Even though a two-year laddering process is used for residential and Type I SOS, the contracts are not signed two years in advance of the delivery start date.

Wolak also said that a key mitigation principle, cited by other parties as well as noted below, is to ensure that any assets divested by the merging parties are sold to a new entrant or small market participant rather than to one of the larger firms in the relevant market.

Wolak suggested that one means of implementing this requirement would be to require an associated fixed-price forward contract obligation as an asset sale pre-condition.

"For example, if a 200 MW unit is sold, then the buyer of that unit would be obligated to offer -- at a price set by the state regulator -- a forward contract for a specified number of years for some fraction of the unit's nameplate capacity in energy every hour of the day," Wolak said.

"The counter-party for this contract could be the default load obligation of the state and in this manner the forward contract purchases could be used to ensure against potential future increases in short-term prices that might result from the merger," Wolak added.

Additionally, to protect against the greater likelihood of harm from market power under high load growth scenarios, "the merging parties could offer a one-sided cap contract on the short-term price that is only in force if the level of demand in the Relevant Market High exceeds some pre-specified level during the next 3 to 5 years," Wolak suggested.

"This contract could have the following payment stream per MWh sold to the counterparty (again the default provider obligation of the state of Maryland), max(0,P(spot) – P(strike)). This means that the contract would pay the maximum of zero and the difference between the short-term or spot price, P(spot) and the strike price of the cap contract, P(strike). The merged party would have to pay P(spot) – P(strike) only if two pre-conditions occurred. First, the level of demand exceeded some unexpectedly high level during the term of the cap contract. Second, the spot price would have to be sufficiently high to exceed the strike price. Therefore, this cap contract would provide a strong financial disincentive for the merged entity to raise prices above P(strike) during the term of the cap contract," Wolak said.

Staff, OPC
PSC Staff, presenting testimony from David DeRamus and Songhoon Yang of Bates White, LLC, said that the proposed mitigation from the applicants is, "generally adequate to mitigate the merger-related increase in market power in the PJM energy market," subject to certain caveats.

First, Staff said that, without adequate mitigation, "the proposed merger would significantly increase market concentration -- and the ability to exercise market power -- in the relevant geographic submarket within PJM."

The 5004/5005 submarket, which includes Maryland, poses the greatest competitive concern, Staff said.

While the proposed mitigation my be adequate under certain conditions, Staff said that, "the adequacy of the Applicants' proposed mitigation depends significantly on the market position of potential buyers who purchase the divested plants." Screen failures would still exist under the merger if the plants were divested to one of the existing large players in the region, Staff said.

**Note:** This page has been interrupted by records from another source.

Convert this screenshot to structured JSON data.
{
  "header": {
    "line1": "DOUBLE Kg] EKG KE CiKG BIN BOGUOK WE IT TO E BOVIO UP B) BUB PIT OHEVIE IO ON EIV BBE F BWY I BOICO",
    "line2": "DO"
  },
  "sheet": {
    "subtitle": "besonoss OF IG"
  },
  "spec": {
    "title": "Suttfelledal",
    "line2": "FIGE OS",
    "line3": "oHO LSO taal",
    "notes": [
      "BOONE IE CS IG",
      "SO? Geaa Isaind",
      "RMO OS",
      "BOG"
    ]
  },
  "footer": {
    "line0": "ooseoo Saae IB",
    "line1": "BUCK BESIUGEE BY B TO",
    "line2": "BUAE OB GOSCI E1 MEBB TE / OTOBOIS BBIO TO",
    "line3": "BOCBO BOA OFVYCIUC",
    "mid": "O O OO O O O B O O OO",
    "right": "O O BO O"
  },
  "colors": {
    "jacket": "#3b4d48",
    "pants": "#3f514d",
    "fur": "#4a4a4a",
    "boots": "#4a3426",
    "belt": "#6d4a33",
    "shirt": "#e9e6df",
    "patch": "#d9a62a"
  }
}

Due to such concerns, Staff recommended that the Commission direct the applicants to make a compliance filing after applicants have identified potential buyers to ensure that the post-merger and post-divestiture market concentration levels do not raise additional market power concerns in the relevant markets. If a compliance filing shows that the merger's potential harm to competition has not been sufficiently mitigated, applicants should propose additional mitigation to adequately protect Maryland ratepayers, prior to the Commission approving the proposed merger, Staff said.

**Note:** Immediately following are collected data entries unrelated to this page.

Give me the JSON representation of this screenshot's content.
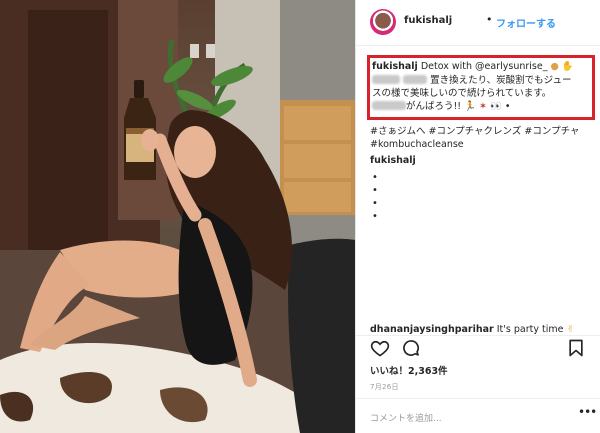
{
  "post": {
    "username": "fukishalj",
    "follow_label": "フォローする",
    "dot": "•",
    "caption": {
      "line1_text": " Detox with @earlysunrise_ ",
      "line2_text": "置き換えたり、炭酸割でもジュー",
      "line3_text": "スの様で美味しいので続けられています。",
      "line4_text": "がんばろう!! "
    },
    "hashtags": [
      "#さぁジムへ #コンプチャクレンズ #コンプチャ",
      "#kombuchacleanse"
    ],
    "comment1_user": "fukishalj",
    "dots": [
      "•",
      "•",
      "•",
      "•"
    ],
    "comment2_user": "dhananjaysinghparihar",
    "comment2_text": " It's party time ",
    "likes": "いいね！2,363件",
    "date": "7月26日",
    "comment_placeholder": "コメントを追加..."
  },
  "icons": {
    "like": "heart-icon",
    "comment": "comment-bubble-icon",
    "save": "bookmark-icon",
    "more": "more-dots-icon"
  },
  "colors": {
    "follow": "#3897f0",
    "highlight_box": "#d8232a"
  }
}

"We do not recommend that the Commission impose explicit restrictions on the potential pool of eligible buyers at this stage of the proposed merger, because by doing so might harm the competitive purchasing processes and might foreclose consideration of certain buyers who may ultimately be beneficial for competition and Maryland ratepayers," Staff added.

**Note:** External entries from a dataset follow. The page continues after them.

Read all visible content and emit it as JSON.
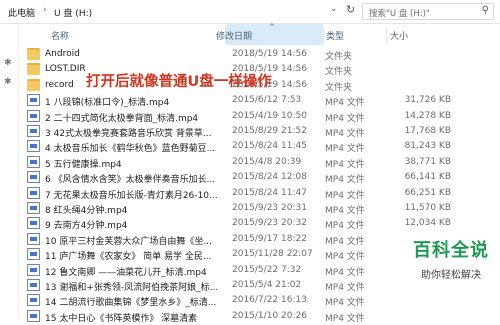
{
  "address": {
    "crumbs": [
      "此电脑",
      "U 盘 (H:)"
    ],
    "search_placeholder": "搜索\"U 盘 (H:)\""
  },
  "columns": {
    "name": "名称",
    "date": "修改日期",
    "type": "类型",
    "size": "大小"
  },
  "rows": [
    {
      "name": "Android",
      "date": "2018/5/19 14:56",
      "type": "文件夹",
      "size": "",
      "kind": "folder"
    },
    {
      "name": "LOST.DIR",
      "date": "2018/5/19 14:56",
      "type": "文件夹",
      "size": "",
      "kind": "folder"
    },
    {
      "name": "record",
      "date": "2018/5/19 14:56",
      "type": "文件夹",
      "size": "",
      "kind": "folder"
    },
    {
      "name": "1 八段锦(标准口令)_标清.mp4",
      "date": "2015/6/12 7:53",
      "type": "MP4 文件",
      "size": "31,726 KB",
      "kind": "file"
    },
    {
      "name": "2 二十四式简化太极拳背面_标清.mp4",
      "date": "2015/4/19 10:50",
      "type": "MP4 文件",
      "size": "14,278 KB",
      "kind": "file"
    },
    {
      "name": "3 42式太极拳竞赛套路音乐欣赏 背景草...",
      "date": "2015/8/29 21:52",
      "type": "MP4 文件",
      "size": "17,768 KB",
      "kind": "file"
    },
    {
      "name": "4 太极音乐加长《鹤华秋色》蓝色野菊豆...",
      "date": "2015/8/24 11:45",
      "type": "MP4 文件",
      "size": "81,243 KB",
      "kind": "file"
    },
    {
      "name": "5 五行健康操.mp4",
      "date": "2015/4/8 20:39",
      "type": "MP4 文件",
      "size": "38,771 KB",
      "kind": "file"
    },
    {
      "name": "6 《风含情水含笑》太极拳伴奏音乐加长...",
      "date": "2015/8/24 12:08",
      "type": "MP4 文件",
      "size": "66,141 KB",
      "kind": "file"
    },
    {
      "name": "7 无花果太极音乐加长版-青灯素月26-10...",
      "date": "2015/8/24 11:47",
      "type": "MP4 文件",
      "size": "66,251 KB",
      "kind": "file"
    },
    {
      "name": "8 红头绳4分钟.mp4",
      "date": "2015/9/23 20:31",
      "type": "MP4 文件",
      "size": "11,570 KB",
      "kind": "file"
    },
    {
      "name": "9 去南方4分钟.mp4",
      "date": "2015/9/23 20:32",
      "type": "MP4 文件",
      "size": "12,034 KB",
      "kind": "file"
    },
    {
      "name": "10 原平三村金芙蓉大众广场自由舞《坐...",
      "date": "2015/9/17 18:22",
      "type": "MP4 文件",
      "size": "",
      "kind": "file"
    },
    {
      "name": "11 庐广场舞《农家女》 简单 易学 全民...",
      "date": "2015/11/28 22:07",
      "type": "MP4 文件",
      "size": "",
      "kind": "file"
    },
    {
      "name": "12 鲁文南卿 ——油菜花儿开_标清.mp4",
      "date": "2015/5/22 7:32",
      "type": "MP4 文件",
      "size": "",
      "kind": "file"
    },
    {
      "name": "13 谢福和+张秀领-凤流阿伯挽茶阿娘_标...",
      "date": "2015/5/4 21:02",
      "type": "MP4 文件",
      "size": "",
      "kind": "file"
    },
    {
      "name": "14 二胡流行歌曲集锦《梦里水乡》_标清...",
      "date": "2016/7/22 16:13",
      "type": "MP4 文件",
      "size": "",
      "kind": "file"
    },
    {
      "name": "15 太中日心《书阵英模作》 深墓清素",
      "date": "2015/1/10 20:26",
      "type": "MP4 文件",
      "size": "",
      "kind": "file"
    }
  ],
  "overlay": {
    "caption": "打开后就像普通U盘一样操作",
    "watermark_title": "百科全说",
    "watermark_sub": "助你轻松解决"
  }
}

Staff also noted that the physical divestiture proposed by the applicants consists of three mostly coal-fired electric generating facilities located in Maryland. "Since coal-fired facilities generally provide baseload or mid-merit generation, rather than the load-following or peaking generation that typically sets market prices in competitive markets, we would not generally consider coal-fired plants to be the best type of resource to be divested to address potential market power concerns. Nevertheless, we agree with the Applicants that the merger-related market power concerns raised by the standard economic models are most significant in off-peak periods, when these coal-fired facilities are economic, and on that basis, the proposed mitigation is reasonable," Staff said.

"We note however, that at least two of the facilities proposed for divestiture are older facilities whose useful economic life may be close to an end or that may require substantial additional investments to remain in operation over the foreseeable future. If additional evidence becomes available that these facilities are likely to be retired in the near term by a purchaser, we may revise our current conclusion that these particular plants represent adequate mitigation," Staff added.

"In general, the shorter the useful life of a divested asset, the smaller the amount of time its divestiture will counteract any market power concerns presented by the merger. For example, all coal units at the H.A. Wagner and C.P. Crane facilities are over 40 years old. A 2011 PJM study characterized coal units of this age to be at risk for retirement in the near term. If the H.A. Wagner (459 MW) and C.P. Crane (385 MW) coal units were to exit the market relatively soon after the divestiture, they would not serve as effective mitigation," Staff said.

"[T]he removal of these units from the market implies that the Applicants would have to add approximately 170 MW of additional divestiture (which must be economic in all time periods under study) in order to mitigate the post-merger competitive concerns," Staff testified.

"Once a buyer (or buyers) for the generating facilities proposed for divestiture is identified, the Commission should require that the Applicants and/or the Buyer present an analysis of the economic viability of the each of the plants going forward, with particular reference to the ability and willingness of the buyer to make appropriate investments in environmental compliance requirements to ensure that the plants at issue are likely to remain in the market for the foreseeable future. If the Applicants and/or the Buyer are/is unable to make such a showing, the Applicants should propose alternative plants for divestiture," Staff recommended.

The Office of People's Counsel, presenting testimony from Richard Hahn of La Capra Associates, said that the proposed divestiture is inadequate, and recommended divestiture of 3,080 MW versus the proposed 2,443 MW.

OPC discounted any mitigation resulting from the expiration of the Delta tolling agreement and the proposed sale of a 500 MW block of energy.

OPC's recommended additional divestitures are located in the EMAAC LDA, and include 16 units at the Croydon, Fairless Hills, Richmond, and Schuykill plants totaling 637 MW.

These units, currently owned by Exelon, are in most cases oil-fired, and no single unit is larger than 166 MW.

"These incremental units were selected because they were strategically located on the supply curve for the 5004/5005 market," OPC said. OPC's alternative mitigation plan, "allows the Applicants to retain all of either company's lowest cost generation at the lower end of the supply curve."

"Because none of the units proposed for divestiture by the Applicants were located in the EMAAC LDA, their divestiture would provide very little effective mitigation to address market power concerns in PJM capacity markets, especially in EMAAC where the greatest concern exists," OPC said.